そう言ってアーリャは、棚の扉を開け、発売されたばかりのゲーム機を見せました。

「それじゃ、車の玩具とかは?」

「本物あるし」

「ではお城のミニチュアなんかはどう?」

「パパがお庭に作ってくれた・・・ほら、あれ」

窓のカーテンを開くと、そこにはお城の尖塔が見えました。

「お城まであるのか・・・これは困ったなあ・・・」

サンタさんは浮かない顔をしました。するとアーリャが真顔でサンタさんを見つめ

「でもね、私サンタさんにお願いがあるの」

「何だい?」

「戦争を無くして欲しいの、お願い」

アーリャは両手を組み合わせて拝むのでした。

「はあ?戦争を無くせって?・・・それはムリだなあ・・・他にはないのかい?

お菓子とか」

「ホントはね、何でも話せるお友達が欲しいんだけど、下のお客さんが話してた。戦争になるかもしれないって。だから・・・」

「君はいい子だね・・・」

そのときピーターパンが飛び込んで来たのです。

「ティンカーベル、見つけたぞ。此処にいたのか、道理でちっとも見つからなかったわけだ・・・」

ピーターパンはすぐにサンタさんに気付いて訝し気にサンタさんを見つめ、問い詰める様な声を出しました。

「お前は一体誰だ?玄関は通らなかったよな?アーリャ、そこを離れろ。怪しげな奴、とっ捕まえてやる」

ピーターパンは、サンタさんとアーリャの間に割って入ろうとしました。

サンタさんは少しも慌てず袋からバラを取り出し、ピーターパンの鼻先に突き付けたのです。サンタさんは窓を開けると

「はい、貴方にこれを・・・今宵は此れにて失礼する。では二人とも良い夜を・・・

メリークリスマス!」

二人の目の前でサンタさんは深々と頭を下げると、窓の外になんとトナカイが現れたのです。

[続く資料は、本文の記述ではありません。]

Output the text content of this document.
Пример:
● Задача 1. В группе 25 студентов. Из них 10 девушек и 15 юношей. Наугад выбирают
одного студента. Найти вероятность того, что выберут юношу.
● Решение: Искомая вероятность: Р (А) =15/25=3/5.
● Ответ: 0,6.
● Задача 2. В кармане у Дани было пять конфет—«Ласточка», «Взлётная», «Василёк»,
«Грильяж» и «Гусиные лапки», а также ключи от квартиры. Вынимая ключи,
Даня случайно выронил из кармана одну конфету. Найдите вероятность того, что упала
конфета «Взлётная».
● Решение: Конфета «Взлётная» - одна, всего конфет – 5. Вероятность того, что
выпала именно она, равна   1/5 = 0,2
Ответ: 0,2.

唖然とする2人を尻目に、サンタさんは窓からソリに乗り込みました。

「ノース、良かった、グッドタイミングだ」

「心配したぞ、あるじ」

「直ぐ出なきゃ」

言うや否やソリは夜空に舞い上がって行きました。

サンタさんは大声で

「わかったよ、アーリャ。君へのプレゼントは必ず用意するからな~っ!」

そう叫びました。

2人は見る見る小さくなっていくソリを、見送っていましたが

「ありがとう、サンタさん・・・」

「本物だったのかあ?・・・」

2人はそう呟くのでした。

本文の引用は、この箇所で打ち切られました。